A large and powerful storm like Hurricane Laura is regularly flown into by hurricane hunting aircraft, specially equipped aircraft that take readings in a cross section along the storm and I wanted to do something somewhat similar. Of course the sim doesn’t have a hurricane hunter so my goal was just to see it and see what Microsoft Flight Simulator could do with their weather system.
Flying from Manuel Crescencio Airport (MMMD) in Mexico on the Yucatan Peninsula, I set out towards Cancun (already in outer bands of the storm) with a vague plan to fly out into the waters of the Gulf of Mexico before exiting the storm on the other side near Cuba.
Initially I was unsure what I was in for as I flew near Chichen Itza and then towards Cancun. Brief side note, Chichen Itza, a Maya city built during the Classical-era is represented in the sim including the pyramid itself as well as several outlying structures and the visitors centre. Cool!
Soon after departing the Chichen Itza area I spotted the taller clouds building in the distance – was this the hurricane? Yes… it was.
Those clouds became more ominous as time went on.
And more ominous.
And then I was flying headlong into a Hurricane. I can only imagine the slight sense of dread that a powerful storm like this must illicit in the pilots who fly into them.
Icing at 20,000 feet became an issue and started to accumulate before I entered into the storm. At lower altitudes I was able to keep the icing at bay with exterior temperature in the Beachcraft King Air reporting as 32F.
Then I entered into the storm and the lighting fell off dramatically. After a few minutes I was much deeper into the storm where some internal structure including some breaks in the clouds let me have a look around before plunging back into the thick clouds.
Flying on the southern side of the storm ensured that I was staying out of the strong winds for my first intercept and a confirmation on several weather services (not least of which was Windy.com’s wind overlay) of the relatively mild conditions in that sector.
After about thirty minutes I emerged on the other side of the storm with the sun set and the stars out.
Unfortunately I ran into technical issues and the sim crashed (a couple of times actually – exception code 0xc0000005 for those interested) so this whole maneuver was a technically difficult one for my system and the current state of Microsoft Flight Simulator. Frustrating as that was, it almost doesn’t matter as I picked up where I left off a couple of times and continued on with the experience. In a couple of decades of flight simming and gaming in general, I have never had an experience like this one and it was too good to let a little thing like a crash to desktop to stop me.
Tonight I’m planning to do it again!
A very real storm
As of my writing this, Hurricane Laura continues to churn away in the Gulf of Mexico offering up more possibilities of flying an intercept.
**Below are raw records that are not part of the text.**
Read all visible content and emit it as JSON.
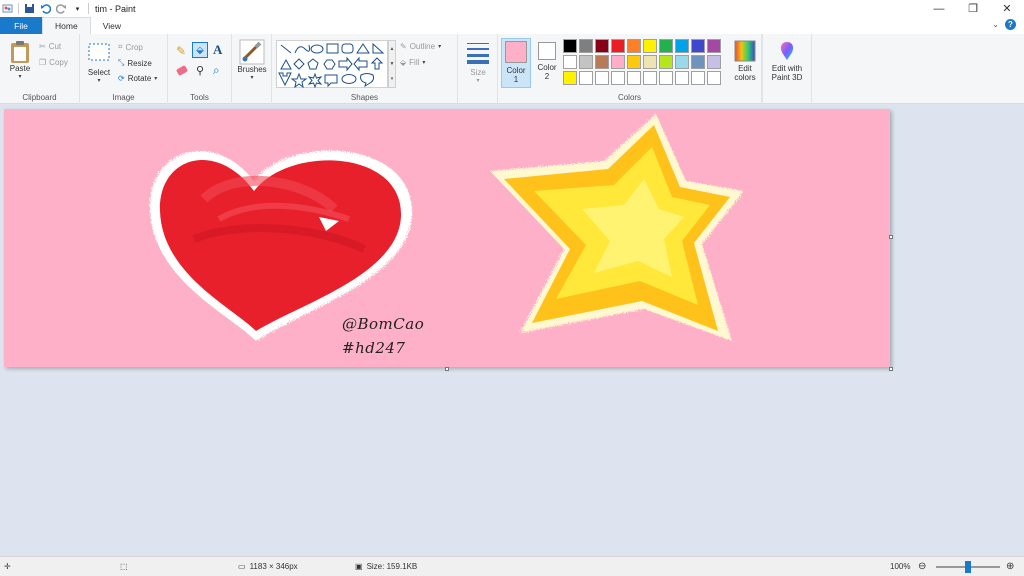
{
  "app": {
    "title": "tim - Paint",
    "window_controls": [
      "—",
      "❐",
      "✕"
    ]
  },
  "tabs": [
    {
      "label": "File"
    },
    {
      "label": "Home"
    },
    {
      "label": "View"
    }
  ],
  "ribbon": {
    "clipboard": {
      "label": "Clipboard",
      "paste": "Paste",
      "cut": "Cut",
      "copy": "Copy"
    },
    "image": {
      "label": "Image",
      "select": "Select",
      "crop": "Crop",
      "resize": "Resize",
      "rotate": "Rotate"
    },
    "tools": {
      "label": "Tools"
    },
    "brushes": {
      "label": "Brushes"
    },
    "shapes": {
      "label": "Shapes",
      "outline": "Outline",
      "fill": "Fill"
    },
    "size": {
      "label": "Size"
    },
    "colors": {
      "label": "Colors",
      "color1": "Color\n1",
      "color2": "Color\n2",
      "color1_value": "#fdb0c8",
      "color2_value": "#ffffff",
      "edit_colors": "Edit\ncolors",
      "paint3d": "Edit with\nPaint 3D",
      "palette": [
        "#000000",
        "#7f7f7f",
        "#880015",
        "#ed1c24",
        "#ff7f27",
        "#fff200",
        "#22b14c",
        "#00a2e8",
        "#3f48cc",
        "#a349a4",
        "#ffffff",
        "#c3c3c3",
        "#b97a57",
        "#ffaec9",
        "#ffc90e",
        "#efe4b0",
        "#b5e61d",
        "#99d9ea",
        "#7092be",
        "#c8bfe7",
        "#fff200",
        "#ffffff",
        "#ffffff",
        "#ffffff",
        "#ffffff",
        "#ffffff",
        "#ffffff",
        "#ffffff",
        "#ffffff",
        "#ffffff"
      ]
    }
  },
  "canvas": {
    "background": "#fdb0c8",
    "signature_line1": "@BomCao",
    "signature_line2": "#hd247"
  },
  "status": {
    "dimensions": "1183 × 346px",
    "size": "Size: 159.1KB",
    "zoom": "100%"
  }
}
Although this storm offers some incredible possibilities for a fascinating simulation experience it is also a very real storm which is forecast to strengthen through the day today.
With some luck it’s potential to do damage will stay minimized, however, if you are in the path of that particular storm I hope you’re staying safe and monitoring your local weather services and the NOAA National Hurricane Centre for the latest details on the track.
A bunch of screenshots captured during my flights into the storm showing the transition from clear skies to the depths of the storm clouds. Not once did Microsoft Flight Simulator “jump” weather states the way I’ve seen other sims do – introducing clouds or a fog bank where seconds earlier there wasn’t one. Everything happened seamlessly.